Fin avril 2021, l'organisation de défense des droits humains ACAT-Suisse a déposé une dénonciation auprès du ministère public zurichois contre l'exposition actuelle à Zurich, respectivement contre ses propriétaires, organisateurs et curateurs. Ce faisant, l'ACAT-Suisse a remis en question la légalité de cet événement sur la base de plusieurs dispositions légales ou recommandations internationales, nationales et cantonales.
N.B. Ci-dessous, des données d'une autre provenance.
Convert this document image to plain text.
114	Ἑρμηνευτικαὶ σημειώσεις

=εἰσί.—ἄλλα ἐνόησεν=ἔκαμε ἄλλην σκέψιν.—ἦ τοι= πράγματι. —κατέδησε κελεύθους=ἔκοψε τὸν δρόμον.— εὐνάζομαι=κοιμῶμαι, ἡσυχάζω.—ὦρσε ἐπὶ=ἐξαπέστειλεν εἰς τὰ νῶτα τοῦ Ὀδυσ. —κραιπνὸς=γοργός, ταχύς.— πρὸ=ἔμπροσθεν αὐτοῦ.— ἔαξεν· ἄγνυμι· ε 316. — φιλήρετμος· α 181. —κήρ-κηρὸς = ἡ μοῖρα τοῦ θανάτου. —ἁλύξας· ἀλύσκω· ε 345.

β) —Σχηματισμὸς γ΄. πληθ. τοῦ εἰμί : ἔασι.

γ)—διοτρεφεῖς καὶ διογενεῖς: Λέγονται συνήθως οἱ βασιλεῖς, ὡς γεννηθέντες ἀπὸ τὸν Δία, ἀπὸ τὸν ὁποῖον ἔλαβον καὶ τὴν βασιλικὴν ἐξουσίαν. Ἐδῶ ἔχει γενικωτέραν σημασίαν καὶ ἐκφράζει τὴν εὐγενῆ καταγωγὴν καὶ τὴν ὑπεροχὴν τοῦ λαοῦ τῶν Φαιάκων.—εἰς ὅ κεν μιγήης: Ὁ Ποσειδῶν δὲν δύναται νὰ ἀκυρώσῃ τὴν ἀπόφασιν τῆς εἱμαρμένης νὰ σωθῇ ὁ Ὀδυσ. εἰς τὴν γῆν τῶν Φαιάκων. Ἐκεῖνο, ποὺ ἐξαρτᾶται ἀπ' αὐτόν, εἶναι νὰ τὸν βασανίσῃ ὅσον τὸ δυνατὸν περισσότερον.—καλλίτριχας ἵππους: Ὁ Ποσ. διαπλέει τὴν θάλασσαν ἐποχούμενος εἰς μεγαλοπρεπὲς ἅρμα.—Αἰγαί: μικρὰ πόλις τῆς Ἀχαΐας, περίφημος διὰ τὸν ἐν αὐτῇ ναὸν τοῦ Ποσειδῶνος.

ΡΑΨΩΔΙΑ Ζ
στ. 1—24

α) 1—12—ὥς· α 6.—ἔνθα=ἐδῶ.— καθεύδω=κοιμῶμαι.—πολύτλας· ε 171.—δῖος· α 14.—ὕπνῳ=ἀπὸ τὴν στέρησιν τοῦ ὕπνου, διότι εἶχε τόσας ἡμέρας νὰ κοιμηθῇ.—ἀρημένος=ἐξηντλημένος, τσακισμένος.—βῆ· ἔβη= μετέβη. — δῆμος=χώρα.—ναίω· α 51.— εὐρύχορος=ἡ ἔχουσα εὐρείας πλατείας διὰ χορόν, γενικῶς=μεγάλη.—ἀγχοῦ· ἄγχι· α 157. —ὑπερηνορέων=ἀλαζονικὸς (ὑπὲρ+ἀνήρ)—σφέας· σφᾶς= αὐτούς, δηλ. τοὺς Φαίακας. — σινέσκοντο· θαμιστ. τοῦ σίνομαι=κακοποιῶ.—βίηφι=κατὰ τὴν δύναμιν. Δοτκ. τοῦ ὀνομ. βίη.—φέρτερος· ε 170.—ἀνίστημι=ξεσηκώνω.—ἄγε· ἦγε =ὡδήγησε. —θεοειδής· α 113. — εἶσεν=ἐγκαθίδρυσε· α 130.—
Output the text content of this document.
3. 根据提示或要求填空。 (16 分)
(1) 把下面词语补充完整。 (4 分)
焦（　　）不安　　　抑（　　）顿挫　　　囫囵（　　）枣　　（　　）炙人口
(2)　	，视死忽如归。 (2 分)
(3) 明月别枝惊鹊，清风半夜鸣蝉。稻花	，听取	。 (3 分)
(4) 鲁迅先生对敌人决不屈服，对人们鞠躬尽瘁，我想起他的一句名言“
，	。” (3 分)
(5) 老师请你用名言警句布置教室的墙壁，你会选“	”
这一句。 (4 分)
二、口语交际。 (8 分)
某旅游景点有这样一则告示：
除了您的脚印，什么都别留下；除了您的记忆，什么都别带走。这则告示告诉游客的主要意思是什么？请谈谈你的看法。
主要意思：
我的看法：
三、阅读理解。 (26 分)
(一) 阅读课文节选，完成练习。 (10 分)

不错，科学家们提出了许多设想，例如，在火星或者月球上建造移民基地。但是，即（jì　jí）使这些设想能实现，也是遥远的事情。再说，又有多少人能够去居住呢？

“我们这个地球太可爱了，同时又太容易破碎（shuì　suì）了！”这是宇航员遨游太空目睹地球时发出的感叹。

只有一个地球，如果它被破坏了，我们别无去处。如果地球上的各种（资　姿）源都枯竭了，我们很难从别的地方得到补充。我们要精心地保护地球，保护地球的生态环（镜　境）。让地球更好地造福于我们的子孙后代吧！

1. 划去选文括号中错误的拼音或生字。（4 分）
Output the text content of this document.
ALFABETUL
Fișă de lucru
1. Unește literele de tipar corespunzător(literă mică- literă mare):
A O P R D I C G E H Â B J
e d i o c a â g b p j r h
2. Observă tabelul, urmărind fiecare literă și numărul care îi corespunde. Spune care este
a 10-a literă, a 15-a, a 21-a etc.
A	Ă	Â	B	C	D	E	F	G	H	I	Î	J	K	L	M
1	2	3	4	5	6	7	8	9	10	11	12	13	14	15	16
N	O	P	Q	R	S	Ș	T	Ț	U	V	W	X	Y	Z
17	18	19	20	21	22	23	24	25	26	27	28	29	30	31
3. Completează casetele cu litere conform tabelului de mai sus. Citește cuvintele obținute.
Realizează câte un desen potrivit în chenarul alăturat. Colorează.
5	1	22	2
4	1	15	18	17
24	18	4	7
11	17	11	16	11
Dans sa plainte, elle mentionne notamment la Convention sur les droits de l'homme et la biomédecine du Conseil de l'Europe et un Protocole additionnel relatif à cette thématique ; la Constitution fédérale ; le Code pénal ; et la Constitution du canton de Zurich. Il est aussi fait référence à la Convention des Nations unies contre la torture et de la Convention internationale pour la protection de toutes les personnes contre les disparitions forcées. Von Hagens et son équipe tirent-ils profit de graves violations des droits humains ? L’ACAT-Suisse a demandé aux autorités d’enquêter sur ces soupçons.

 

Ministère public : non-entrée en matière

Cependant, l'ACAT a appris du ministère public de Zurich qu'il avait décidé de ne pas donner suite à la plainte. L’ONG est déçue et surprise par la réponse très sommaire de cette autorité judiciaire et tente actuellement de clarifier les circonstances de fond et de forme de cette décision.

 

Une exposition similaire interdite à Lausanne

À l’automne 2018, une plus petite exposition d’un autre organisateur, intitulée « BODIES echte Körper », également avec des corps plastinés, a été présentée à Berne et devait ensuite faire étape à Lausanne sous le nom de « Real Human Bodies ». L'ACAT-Suisse avait déposé une plainte à Berne ainsi qu'à Lausanne. Le ministère public de Berne avait ouvert une enquête, qui est actuellement toujours traitée par le tribunal régional de Berne-Mittelland. À Lausanne, l'exposition a été interdite par le Tribunal administratif du canton de Vaud. Cette décision de justice indique sans ambiguïté que l’utilisation de corps humains pour de telles expositions requiert le consentement libre et éclairé des ayants droit.

 

Gouvernement cantonal et ville de Zurich : « aucun permis nécessaire »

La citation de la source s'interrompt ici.